The construction guys who are building the road tried to shoo me out of the area because they're still blasting. They were really nice about it - too nice, actually - and agreed I could hike around some more as long as I was off the mountain by 3:30. I really pushed my timetable by taking a meandering route up the bowl and starting the climb toward the ridge. By the time I looked at my watch, I realized I only had about 20 minutes to get down what took me 40 minutes to climb up. The terrain was so slippery with mud, runoff and wet groundcover that I could hardly stay on my feet walking down. Finally, I just sat on my butt, pushed off a rock, and slid. You know how mountaineers sometimes glissade down snowfields? Yeah, imagine doing that during the summer. I hit a small rock and it didn't even slow me down. Now I have a bruise in the area where I sit on my bike saddle - but I did make it back to the road by 3:30. There was a construction guy parked at my bike, waiting for me. I felt horrible - and apologized profusely for wasting his time. I was never anywhere near the blast zone. You'd think they were about to blow up the whole mountain ... but I can understand why they have to be careful. (And they should probably just close the whole area off. I won't go back up there again while they're working.)

It was a good day exploring. But, yeah ... I'm about ready for winter.


  1. you could probably ride from sedona to phoenix if you made up your mind :) now i wish i could do that- i would get to see my godson more often. i have yet to go more than 22mi on a bike....let alone 220+mi.
    Thanks for the visit to my blog :)

  2. I must have frostbit my brain last winter as I'm looking forward to the cold season as well.


  3. change of season is always good. it just doesn't change back fast enough.

  4. Nice Poncho. Any drier than "waterproof" jackets?

  5. Thank you for the post! Very inspiring. It made me want to dust off the bike tomorrow. Maybe I will!

  6. Jill,

    I was going to comment on your coat as well. I saw you in Juneau and Douglas a couple of times when I was working in the field with it on. What brand is it and do you like it?
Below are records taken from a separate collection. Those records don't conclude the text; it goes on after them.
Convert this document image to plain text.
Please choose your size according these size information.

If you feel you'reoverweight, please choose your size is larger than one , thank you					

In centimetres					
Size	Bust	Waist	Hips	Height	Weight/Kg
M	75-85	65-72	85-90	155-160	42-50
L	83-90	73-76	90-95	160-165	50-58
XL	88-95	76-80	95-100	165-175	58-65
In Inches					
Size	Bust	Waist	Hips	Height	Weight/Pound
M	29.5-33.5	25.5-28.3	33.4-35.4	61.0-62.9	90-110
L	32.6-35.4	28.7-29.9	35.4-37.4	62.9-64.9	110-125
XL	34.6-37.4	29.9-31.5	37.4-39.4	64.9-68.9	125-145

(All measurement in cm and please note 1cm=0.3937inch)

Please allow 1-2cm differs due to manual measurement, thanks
    Homer sucks right now. Well, not really, but the rain does. It's just as bad as it was in the Southeast, maybe worse because it's not supposed to be this bad. Did you know it never made it to 70 here this summer. I bet Juneau even broke that this summer. I saw a position open in either the news or the tribune the other day and I thought of you. Also, this other newspaper company in Anchorage, not ADN is hiring as well. In Anchorage that is, they publish a lot of the smaller papers, they do the dutch fishermen one. Let me know if you want me to send you the links to the jobs or not.

    Hope you are well.


  7. For the record, that's not a poncho. It's a PVC jacket. I think it's a Salsa jacket. And I'm a big fan. It actually is drier (and cheaper and more durable) than all of my other jackets. Although sometimes I misjudge the weather, and if it doesn't rain on me, my torso gets soaked because I sweat so much. If it does rain, the wet cold results in me sweating less, so I usually stay more dry. During this ride, I was out riding and hiking for more than four hours in continuous rain. When I came home, the front and back of my shirt were the only things that stayed dry. (Sleeves got soaked from road spray coming in through the vents.) Yeah for PVC.

    Kate! Nice to hear from you. I was just about to write you an e-mail. I got your nice card. I believe Juneau broke 70 three times this summer. Maybe even four. Although we had a terrible summer just like everyone else in Southcentral. In fact, temperature for temperature and drop for drop, it was actually much worse. It just feels more "normal" when you're in Juneau.

    Hope things improve! Fall's not good for anyone in these parts. Just sit back and wait for the wonders of winter! (And I am serious about that. Winter's great.)

    I'm not job hunting yet. But thanks for the info.

  8. you might really like this blog...another really good blog that i love reading.

  9. Hi Jill --

    Are you actually tired of Summer?